My Fourth of July weekend started with a bang, and not a good one. I was in a car accident yesterday afternoon. I was on a narrow country road, and a tractor was coming from the other direction. I drove to the right to give the tractor more room, and I ended up driving into a ditch. The car fell onto its side, luckily not the side I was on.
I wasn’t hurt, and the car escaped with a few scratches and a loose wheel. But I was terrified I would be fired, since it was one of the company cars that I drove into a ditch. I was so scared of being fired that today at work, when I realized I’d forgotten to get a signature and fee for a food license from a client, and our secretary told me off for it, it seemed like the icing on the cake. I felt dizzy; I seriously thought I was going to faint.
Luckily, I didn’t faint. Even better, I’m not going to be fired. I also got the signature and fee from the client. But I’ve been kicking myself for my mistake all day. My counselor suggested that I forget about it and just do better next time. It’s good advice, but I have a tendency to magnify my mistakes and beat myself up over them.
Does anyone else have this problem? I have a feeling that I’m not alone.
Last Tuesday, I was feeling anxious and guilty and having suicidal thoughts, so I called the 24-hour crisis hotline. I was just hoping for someone to talk me back from the brink. Instead, they called the police to take me to the emergency room at the local hospital. After that, I was sent on to Generations Behavioral Health, a mental hospital in Youngstown.
To be honest, I was relieved to go, because I thought I would finally be getting some help. And I did get some; they changed my medication, which got rid of the physical part of my anxiety. I’m not waking up one to two hours early, and I don’t have the knot in my stomach that was plaguing me ever since last August.
Unfortunately, there was no therapy at Generations. I talked for a short time with a nurse practitioner every day, and that was it. Sometimes we’d have group activities, but not often. Usually, they’d give us our medicine in the morning and at night, and then they’d leave us to our own devices.
I was upset with this, for two main reasons. First of all, I need way more help than just taking medicine, and I’m sure the other patients did too. In fact, one patient definitely needed a guide or an aid with her at all times, because she would yell out random things and break into song. And the aids there would just tell her to shut up. She wouldn’t, of course, and it made things extra uncomfortable for the rest of us.
Second of all, it was mind-numbingly boring. I brought along my tablet, but we weren’t allowed to have tablets or smartphones. I didn’t bring anything else to do. There was a bookcase of romance paperback novels, a few of which I read. There was a word search book and a lot of coloring pages, with crayons and markers, as well as two TVs and some playing cards. And that was it. That was all there was available to do. The boredom only made my anxiety worse.

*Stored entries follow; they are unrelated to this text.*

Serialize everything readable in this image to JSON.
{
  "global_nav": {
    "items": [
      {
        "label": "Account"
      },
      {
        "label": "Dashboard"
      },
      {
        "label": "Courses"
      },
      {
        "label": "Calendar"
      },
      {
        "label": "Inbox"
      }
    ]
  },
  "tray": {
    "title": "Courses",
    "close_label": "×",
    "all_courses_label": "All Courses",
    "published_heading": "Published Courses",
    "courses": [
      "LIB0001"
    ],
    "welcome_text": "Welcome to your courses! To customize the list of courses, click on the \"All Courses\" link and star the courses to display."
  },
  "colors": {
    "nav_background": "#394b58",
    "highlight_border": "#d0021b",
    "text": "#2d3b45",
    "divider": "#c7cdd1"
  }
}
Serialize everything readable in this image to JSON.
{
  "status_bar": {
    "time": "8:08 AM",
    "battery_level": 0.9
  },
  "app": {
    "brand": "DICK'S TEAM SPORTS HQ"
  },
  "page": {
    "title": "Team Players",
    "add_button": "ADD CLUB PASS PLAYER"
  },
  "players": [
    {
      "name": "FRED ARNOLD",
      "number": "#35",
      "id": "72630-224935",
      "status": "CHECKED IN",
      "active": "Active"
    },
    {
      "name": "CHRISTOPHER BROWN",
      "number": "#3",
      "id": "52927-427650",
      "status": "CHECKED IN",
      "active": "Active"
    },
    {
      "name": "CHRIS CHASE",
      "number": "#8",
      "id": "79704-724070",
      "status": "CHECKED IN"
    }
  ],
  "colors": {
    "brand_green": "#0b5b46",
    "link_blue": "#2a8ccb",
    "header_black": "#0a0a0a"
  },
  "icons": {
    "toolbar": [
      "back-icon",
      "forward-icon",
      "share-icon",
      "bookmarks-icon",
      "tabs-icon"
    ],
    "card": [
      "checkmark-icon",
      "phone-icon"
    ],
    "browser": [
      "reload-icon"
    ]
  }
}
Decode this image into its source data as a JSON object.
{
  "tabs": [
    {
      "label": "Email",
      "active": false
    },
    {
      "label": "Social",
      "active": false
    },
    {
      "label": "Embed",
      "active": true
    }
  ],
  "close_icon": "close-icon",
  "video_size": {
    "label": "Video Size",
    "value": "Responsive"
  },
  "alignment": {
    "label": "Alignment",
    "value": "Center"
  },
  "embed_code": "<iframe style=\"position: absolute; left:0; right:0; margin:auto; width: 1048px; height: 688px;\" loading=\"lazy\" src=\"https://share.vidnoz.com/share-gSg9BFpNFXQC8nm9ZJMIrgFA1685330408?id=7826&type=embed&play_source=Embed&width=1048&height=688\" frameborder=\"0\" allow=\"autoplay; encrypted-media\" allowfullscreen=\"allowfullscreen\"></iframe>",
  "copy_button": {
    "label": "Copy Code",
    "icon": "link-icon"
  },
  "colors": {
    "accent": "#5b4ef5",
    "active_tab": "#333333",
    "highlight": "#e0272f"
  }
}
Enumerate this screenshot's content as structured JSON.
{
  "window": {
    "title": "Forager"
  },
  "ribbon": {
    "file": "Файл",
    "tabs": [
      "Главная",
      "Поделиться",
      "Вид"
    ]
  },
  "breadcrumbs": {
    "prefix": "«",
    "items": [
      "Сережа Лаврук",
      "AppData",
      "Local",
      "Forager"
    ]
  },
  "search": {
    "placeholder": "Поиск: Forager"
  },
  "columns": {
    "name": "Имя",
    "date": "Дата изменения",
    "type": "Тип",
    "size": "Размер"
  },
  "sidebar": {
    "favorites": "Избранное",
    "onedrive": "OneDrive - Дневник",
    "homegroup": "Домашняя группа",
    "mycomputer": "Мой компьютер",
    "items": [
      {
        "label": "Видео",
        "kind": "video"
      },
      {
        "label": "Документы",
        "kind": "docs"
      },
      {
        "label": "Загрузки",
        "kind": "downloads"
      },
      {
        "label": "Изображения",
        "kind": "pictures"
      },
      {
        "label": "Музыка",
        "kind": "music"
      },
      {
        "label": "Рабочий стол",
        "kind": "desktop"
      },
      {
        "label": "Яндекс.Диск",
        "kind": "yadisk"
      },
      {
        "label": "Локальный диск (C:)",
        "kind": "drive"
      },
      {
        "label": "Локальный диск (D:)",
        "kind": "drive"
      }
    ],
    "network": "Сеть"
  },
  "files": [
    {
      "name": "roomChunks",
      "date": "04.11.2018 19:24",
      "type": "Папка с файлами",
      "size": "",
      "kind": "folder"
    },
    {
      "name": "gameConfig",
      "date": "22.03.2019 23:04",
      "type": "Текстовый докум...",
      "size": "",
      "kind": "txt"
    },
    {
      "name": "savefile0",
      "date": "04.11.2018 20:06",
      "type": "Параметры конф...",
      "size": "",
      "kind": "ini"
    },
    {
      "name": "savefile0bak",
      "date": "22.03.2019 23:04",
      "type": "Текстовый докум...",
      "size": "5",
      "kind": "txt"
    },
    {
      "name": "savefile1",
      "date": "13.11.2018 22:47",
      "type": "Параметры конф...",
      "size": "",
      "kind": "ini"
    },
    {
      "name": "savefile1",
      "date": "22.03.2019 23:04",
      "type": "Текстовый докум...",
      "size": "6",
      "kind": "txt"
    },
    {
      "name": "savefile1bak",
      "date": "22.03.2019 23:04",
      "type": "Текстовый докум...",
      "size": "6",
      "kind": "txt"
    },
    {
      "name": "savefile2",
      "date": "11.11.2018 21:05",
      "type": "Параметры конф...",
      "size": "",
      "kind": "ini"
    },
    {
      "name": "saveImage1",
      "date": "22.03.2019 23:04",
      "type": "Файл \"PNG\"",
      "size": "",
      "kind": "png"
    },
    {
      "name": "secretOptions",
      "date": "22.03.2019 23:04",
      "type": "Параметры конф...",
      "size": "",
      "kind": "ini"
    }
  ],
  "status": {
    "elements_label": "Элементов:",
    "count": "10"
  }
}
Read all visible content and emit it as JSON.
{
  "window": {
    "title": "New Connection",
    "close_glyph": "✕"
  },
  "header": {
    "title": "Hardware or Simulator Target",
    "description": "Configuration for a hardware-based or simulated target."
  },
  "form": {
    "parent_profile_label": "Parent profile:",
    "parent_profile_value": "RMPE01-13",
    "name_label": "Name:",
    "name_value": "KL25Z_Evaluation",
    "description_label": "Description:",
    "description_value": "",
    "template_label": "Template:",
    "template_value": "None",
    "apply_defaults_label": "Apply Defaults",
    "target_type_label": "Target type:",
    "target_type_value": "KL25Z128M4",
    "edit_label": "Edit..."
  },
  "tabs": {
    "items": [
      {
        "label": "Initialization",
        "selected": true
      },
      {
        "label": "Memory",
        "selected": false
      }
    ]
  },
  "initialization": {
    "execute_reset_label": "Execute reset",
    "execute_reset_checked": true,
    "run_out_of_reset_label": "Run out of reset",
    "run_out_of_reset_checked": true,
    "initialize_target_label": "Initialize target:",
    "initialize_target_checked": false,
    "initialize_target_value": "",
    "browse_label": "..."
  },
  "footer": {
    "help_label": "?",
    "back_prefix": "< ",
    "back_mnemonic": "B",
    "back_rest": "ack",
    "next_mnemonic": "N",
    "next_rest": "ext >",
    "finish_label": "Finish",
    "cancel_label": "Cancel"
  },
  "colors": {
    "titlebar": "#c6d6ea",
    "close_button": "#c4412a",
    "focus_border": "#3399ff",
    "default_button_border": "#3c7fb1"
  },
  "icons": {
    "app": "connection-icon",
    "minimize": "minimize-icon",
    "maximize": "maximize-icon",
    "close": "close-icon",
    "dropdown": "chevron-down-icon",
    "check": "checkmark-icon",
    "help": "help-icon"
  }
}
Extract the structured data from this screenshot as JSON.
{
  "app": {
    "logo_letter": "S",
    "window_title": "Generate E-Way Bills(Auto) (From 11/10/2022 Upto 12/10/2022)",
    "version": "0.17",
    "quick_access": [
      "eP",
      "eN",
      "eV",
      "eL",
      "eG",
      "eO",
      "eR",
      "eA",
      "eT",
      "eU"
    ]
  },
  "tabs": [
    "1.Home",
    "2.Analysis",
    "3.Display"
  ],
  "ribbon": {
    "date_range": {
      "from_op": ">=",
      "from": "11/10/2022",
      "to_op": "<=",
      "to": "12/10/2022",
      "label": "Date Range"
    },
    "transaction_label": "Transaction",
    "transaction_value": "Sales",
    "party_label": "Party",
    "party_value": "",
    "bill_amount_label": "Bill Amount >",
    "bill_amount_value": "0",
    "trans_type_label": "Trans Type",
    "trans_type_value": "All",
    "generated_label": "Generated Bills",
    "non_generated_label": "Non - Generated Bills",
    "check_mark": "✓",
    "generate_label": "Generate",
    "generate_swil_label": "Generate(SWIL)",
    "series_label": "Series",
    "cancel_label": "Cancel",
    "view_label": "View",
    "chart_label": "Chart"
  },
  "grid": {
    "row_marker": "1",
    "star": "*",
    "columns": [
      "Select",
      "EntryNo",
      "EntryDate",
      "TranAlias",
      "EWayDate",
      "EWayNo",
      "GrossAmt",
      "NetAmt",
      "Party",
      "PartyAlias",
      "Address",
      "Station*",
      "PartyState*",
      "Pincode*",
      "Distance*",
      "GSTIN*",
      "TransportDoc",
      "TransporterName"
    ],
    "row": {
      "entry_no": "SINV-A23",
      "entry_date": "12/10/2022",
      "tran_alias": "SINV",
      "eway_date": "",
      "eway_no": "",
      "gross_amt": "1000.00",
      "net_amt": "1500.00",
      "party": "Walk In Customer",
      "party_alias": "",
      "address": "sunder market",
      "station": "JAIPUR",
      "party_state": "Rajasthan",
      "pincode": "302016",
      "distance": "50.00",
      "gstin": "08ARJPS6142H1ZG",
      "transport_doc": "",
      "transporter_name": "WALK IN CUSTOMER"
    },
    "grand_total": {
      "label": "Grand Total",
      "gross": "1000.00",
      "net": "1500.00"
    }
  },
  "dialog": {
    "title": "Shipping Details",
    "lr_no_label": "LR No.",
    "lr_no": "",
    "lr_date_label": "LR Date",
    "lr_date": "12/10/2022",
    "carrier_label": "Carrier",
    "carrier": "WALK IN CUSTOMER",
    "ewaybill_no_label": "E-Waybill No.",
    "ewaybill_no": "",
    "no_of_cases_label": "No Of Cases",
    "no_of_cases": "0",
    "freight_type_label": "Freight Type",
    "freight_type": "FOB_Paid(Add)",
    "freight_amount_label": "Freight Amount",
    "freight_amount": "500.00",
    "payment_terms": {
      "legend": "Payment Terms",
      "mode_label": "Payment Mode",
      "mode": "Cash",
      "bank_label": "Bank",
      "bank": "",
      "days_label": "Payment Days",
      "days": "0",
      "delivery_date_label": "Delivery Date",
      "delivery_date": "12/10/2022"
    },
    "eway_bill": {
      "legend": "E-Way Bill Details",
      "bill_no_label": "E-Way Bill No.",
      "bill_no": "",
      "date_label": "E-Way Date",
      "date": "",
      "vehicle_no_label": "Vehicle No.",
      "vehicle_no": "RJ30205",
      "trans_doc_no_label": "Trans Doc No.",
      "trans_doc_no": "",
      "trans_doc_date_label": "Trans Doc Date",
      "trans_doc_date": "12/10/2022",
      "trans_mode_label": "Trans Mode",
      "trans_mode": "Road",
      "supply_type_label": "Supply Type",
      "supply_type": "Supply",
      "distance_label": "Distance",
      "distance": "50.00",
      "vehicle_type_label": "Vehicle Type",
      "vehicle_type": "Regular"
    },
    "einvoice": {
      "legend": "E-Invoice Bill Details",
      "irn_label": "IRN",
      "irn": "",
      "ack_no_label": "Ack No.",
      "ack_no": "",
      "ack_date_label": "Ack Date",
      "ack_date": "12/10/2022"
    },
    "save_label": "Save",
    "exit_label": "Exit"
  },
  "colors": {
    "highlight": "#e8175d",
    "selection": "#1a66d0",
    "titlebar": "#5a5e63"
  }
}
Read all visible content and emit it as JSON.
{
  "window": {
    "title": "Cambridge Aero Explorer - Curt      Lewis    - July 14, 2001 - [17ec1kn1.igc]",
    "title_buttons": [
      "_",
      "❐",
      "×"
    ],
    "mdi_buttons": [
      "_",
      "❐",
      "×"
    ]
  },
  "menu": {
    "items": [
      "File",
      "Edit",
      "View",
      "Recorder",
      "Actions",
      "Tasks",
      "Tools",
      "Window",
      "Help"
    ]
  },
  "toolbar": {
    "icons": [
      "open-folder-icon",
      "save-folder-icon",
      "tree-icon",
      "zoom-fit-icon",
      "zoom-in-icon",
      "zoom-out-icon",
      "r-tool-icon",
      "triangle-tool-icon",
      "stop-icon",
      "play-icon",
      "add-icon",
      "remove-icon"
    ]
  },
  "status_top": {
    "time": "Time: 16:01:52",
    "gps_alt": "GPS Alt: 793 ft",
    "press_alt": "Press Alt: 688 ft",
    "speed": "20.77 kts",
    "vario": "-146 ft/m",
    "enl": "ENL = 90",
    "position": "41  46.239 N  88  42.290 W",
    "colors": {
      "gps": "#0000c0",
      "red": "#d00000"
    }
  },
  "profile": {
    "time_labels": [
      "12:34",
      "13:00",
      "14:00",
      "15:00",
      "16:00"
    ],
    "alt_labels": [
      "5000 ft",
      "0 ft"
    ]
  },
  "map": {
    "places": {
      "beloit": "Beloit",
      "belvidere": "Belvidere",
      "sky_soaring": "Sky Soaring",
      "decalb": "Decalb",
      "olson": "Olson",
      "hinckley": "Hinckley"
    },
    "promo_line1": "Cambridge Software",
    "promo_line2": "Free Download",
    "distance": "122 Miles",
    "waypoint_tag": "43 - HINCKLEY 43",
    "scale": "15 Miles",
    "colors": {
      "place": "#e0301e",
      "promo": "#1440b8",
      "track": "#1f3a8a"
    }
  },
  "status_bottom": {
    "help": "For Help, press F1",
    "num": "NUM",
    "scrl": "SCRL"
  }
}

I definitely don’t want to go back to that hospital. It had the feel of an institution, and I felt neglected there. I’ve heard there are better mental hospitals out there. For the sake of mentally ill people everywhere, I hope that’s true.
Head bowed to the ground,
Back hunched to the sky,
I crawl backwards through time,
Away from the unknown, the painful,
The noisy, the bright, the hot.
Backwards through time
To a warm, quiet shelter
Of memories and dreams.
I am safe.
I was in a bad car accident today. A pickup truck slammed right into the driver’s side of my car. Of course, the car was totaled, but I escaped with chest bruising, probably from hitting the steering wheel. However, I don’t feel lucky to be alive.
You see, the cops said it was 100% my fault, because I was pulling out into oncoming traffic without making sure the coast was clear. That means my insurance won’t pay for a new car, and I have a court day in May. So now, in my mind, what was once an unfortunate, well, accident has now become a failure, a sign of how incompetent I am.
And it’s only the latest one. Last Thursday, I drove over a curb, blew out a tire, and was almost stranded in Millersburg, because every auto service place there closes at 5 or 6. On Friday, Wal-Mart (where I’d been towed) couldn’t fix the car, because for some reason, they couldn’t get the right rim. I was an utterly useless, crying mess for an hour and a half. Everybody at work had to help me–I owe them so much. The car was fixed on Monday. On Wednesday, I tried to drive to a restaurant for an inspection, and got lost; I never made it there. Of course, it was partly over confusion over the address, and I tried to buoy up my self-esteem by telling myself that. I actually made it there and did the inspection yesterday. And now, this horrible thing has happened. That doesn’t even count the small failures I’ve had all week.
I can’t do anything right. No wonder like I’m just being tolerated and humored, like a mentally-handicapped kid at school. No wonder I feel like my parents regard me as their incompetent daughter, whom they have to keep pulling out of these situations and for whom they have to keep driving up to Wooster and spending money. I feel humiliated and degraded by it all, and I’ve practically lost all confidence in myself.